Ravza-i Mutahhara II
Mustafa Necati BURSALI
Hâtemü’l-Enbiyâ -aleyhissalâtü vesselâm- buyuruyorlar ki:
“Evimle minberim arası cennet bahçelerinden bir bahçedir. Minberim havuzumun üzerindedir.”
Tâ çölün ortasında bu nur ne, bu cennet ne?
Bütün canlar, varlıklar, kapılmış âhengine!
Bir dürr-i meknun gibi kürsü ve mihrab güzel,
O’nun için her şeyi yaratmada RAB güzel!
Direkler beyaz mermer, taşlar firûze çini,
Bir tatlı sevda kaplar görenlerin içini,
Garip Mecnun Leylâ’yı zanneder ki pek güzel,
Burda Canların Cânı, işte burda tek güzel!
Burda boy verir gonca, burda parlar can mumu,
Eritir Yâr hasreti, eritir hicran mumu!..
Her vakitte hep dolu, hiç bulamazsın boş yer,
Mescid-i Nebevî’dir bu âlemde en hoş yer!
Tâ cennetten uzanmış bir yeşil Tûbâ dalı,
Kimi görsem tam âşık, tam bir kara sevdalı!..
O ne sevgi yumağı? Zenci, beyaz tek yürek,
Her biri nazlı ceylan, her biri ipek yürek!
O’nun kudsî nûrundan yaratmış da Hak bulut,
Şimdi âşıklarına gölge eder ak bulut!
Melek, insan, hûrî, cin, eşiğine yüz sürer,
Burda âşık safâyı gece ve gündüz sürer!
Bu mübârek mescide verilmiş her güzellik,
Yâ Rabbi!
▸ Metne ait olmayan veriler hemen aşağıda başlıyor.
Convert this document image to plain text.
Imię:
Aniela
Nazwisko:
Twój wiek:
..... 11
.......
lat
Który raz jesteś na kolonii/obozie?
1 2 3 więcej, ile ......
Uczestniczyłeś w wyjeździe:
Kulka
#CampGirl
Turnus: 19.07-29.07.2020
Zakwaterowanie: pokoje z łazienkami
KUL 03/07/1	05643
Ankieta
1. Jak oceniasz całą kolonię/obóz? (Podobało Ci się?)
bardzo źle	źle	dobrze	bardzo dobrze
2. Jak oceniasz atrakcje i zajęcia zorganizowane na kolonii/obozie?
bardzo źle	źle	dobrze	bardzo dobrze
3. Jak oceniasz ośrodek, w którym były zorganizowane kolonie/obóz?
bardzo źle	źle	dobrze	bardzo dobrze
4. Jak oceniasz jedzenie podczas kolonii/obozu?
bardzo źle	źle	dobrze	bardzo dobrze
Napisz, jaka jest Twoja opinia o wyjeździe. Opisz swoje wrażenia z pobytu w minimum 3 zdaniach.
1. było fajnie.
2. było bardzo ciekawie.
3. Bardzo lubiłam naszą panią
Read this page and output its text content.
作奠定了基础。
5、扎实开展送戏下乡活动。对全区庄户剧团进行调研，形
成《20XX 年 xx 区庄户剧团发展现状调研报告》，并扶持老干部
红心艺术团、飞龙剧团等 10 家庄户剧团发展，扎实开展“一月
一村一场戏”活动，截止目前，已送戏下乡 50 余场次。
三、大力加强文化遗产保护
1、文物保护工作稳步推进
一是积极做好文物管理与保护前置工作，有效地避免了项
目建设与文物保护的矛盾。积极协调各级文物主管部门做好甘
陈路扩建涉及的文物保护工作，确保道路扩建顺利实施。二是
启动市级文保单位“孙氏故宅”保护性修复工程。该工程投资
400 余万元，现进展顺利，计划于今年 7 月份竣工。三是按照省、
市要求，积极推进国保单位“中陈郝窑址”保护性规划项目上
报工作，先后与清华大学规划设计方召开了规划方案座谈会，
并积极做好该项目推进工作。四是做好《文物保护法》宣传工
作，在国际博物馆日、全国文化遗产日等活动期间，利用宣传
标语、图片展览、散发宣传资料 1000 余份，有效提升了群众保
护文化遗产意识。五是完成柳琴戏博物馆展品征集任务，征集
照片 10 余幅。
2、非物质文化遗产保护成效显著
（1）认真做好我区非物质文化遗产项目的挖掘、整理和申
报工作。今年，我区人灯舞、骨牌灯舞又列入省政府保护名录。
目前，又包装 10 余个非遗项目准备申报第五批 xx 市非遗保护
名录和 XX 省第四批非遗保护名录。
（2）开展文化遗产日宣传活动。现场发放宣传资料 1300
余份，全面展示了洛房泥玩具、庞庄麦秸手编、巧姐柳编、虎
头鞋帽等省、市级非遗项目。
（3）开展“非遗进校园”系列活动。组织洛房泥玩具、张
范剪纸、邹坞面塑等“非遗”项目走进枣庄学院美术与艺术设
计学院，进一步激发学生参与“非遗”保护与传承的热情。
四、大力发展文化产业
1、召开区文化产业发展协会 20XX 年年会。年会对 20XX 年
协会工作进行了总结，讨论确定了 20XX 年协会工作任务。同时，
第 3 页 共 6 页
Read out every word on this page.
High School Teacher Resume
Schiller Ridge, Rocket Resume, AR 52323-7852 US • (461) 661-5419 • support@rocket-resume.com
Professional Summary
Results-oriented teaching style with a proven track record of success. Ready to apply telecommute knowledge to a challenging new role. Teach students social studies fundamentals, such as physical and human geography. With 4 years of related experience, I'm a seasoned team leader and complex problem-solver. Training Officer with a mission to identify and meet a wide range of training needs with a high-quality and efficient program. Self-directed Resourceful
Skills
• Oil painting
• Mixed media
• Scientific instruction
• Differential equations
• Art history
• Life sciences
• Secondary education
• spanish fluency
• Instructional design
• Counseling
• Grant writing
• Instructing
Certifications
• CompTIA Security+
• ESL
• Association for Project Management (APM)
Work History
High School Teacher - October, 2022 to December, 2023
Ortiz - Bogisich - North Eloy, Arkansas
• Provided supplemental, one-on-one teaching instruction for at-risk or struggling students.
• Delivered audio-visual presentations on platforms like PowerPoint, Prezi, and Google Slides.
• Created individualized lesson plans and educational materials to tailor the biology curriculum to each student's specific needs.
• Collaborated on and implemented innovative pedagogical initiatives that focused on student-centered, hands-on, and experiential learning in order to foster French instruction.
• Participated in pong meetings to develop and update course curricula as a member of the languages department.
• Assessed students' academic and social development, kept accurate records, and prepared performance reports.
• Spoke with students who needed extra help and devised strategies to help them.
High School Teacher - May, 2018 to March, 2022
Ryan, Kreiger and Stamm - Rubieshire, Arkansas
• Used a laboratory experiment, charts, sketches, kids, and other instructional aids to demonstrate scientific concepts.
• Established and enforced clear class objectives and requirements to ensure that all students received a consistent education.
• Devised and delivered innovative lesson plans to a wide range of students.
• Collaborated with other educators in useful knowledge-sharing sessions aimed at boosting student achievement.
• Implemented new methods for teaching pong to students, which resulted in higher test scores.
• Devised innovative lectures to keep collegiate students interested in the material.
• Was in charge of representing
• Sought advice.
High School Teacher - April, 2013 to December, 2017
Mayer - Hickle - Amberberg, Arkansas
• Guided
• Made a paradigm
Ondan bize ver kerem, ver güzellik!
Dünya insanlar için bir hüzün, bir gam evi,
Fakat, burada cennet, burada selâm evi!
Bu iklim-i safâdan kim gelse huzûr alır,
Derde giriftâr olmaz, gece gündüz nûr alır!
Ey güzellik Yusuf’u, yanan kalbe çâre bu,
Allâh’ın hediyyesi, Ahmed-i Muhtâre bu!
Çünkü burada ihsân, burada kerem ve cûd,
Çünkü burada rahmet, burada her şey mevcud!
Burada hep mürüvvet, burada hep vefâ var,
Burada Şâh-ı Rusül, burada Mustafâ var!
Bu Ravza-i Pâki’de gönül sebzesine su,
Bu Ravza-i Pâki’de, ey âşık, Yâr kokusu!
Bu Ravza-i Pâki’de kanat çırpar her melek,
O kişi Bilâl olur, kime verse yer melek!
Bu Ravza-i Pâki’de, işte ilâhî gülşen,
Taze gelinler gibi herkes mutlu, herkes şen!
Gül, yasemen, gelincik, elvan elvan burada,
Velîler ve âşıklar, cümle ihvan burada!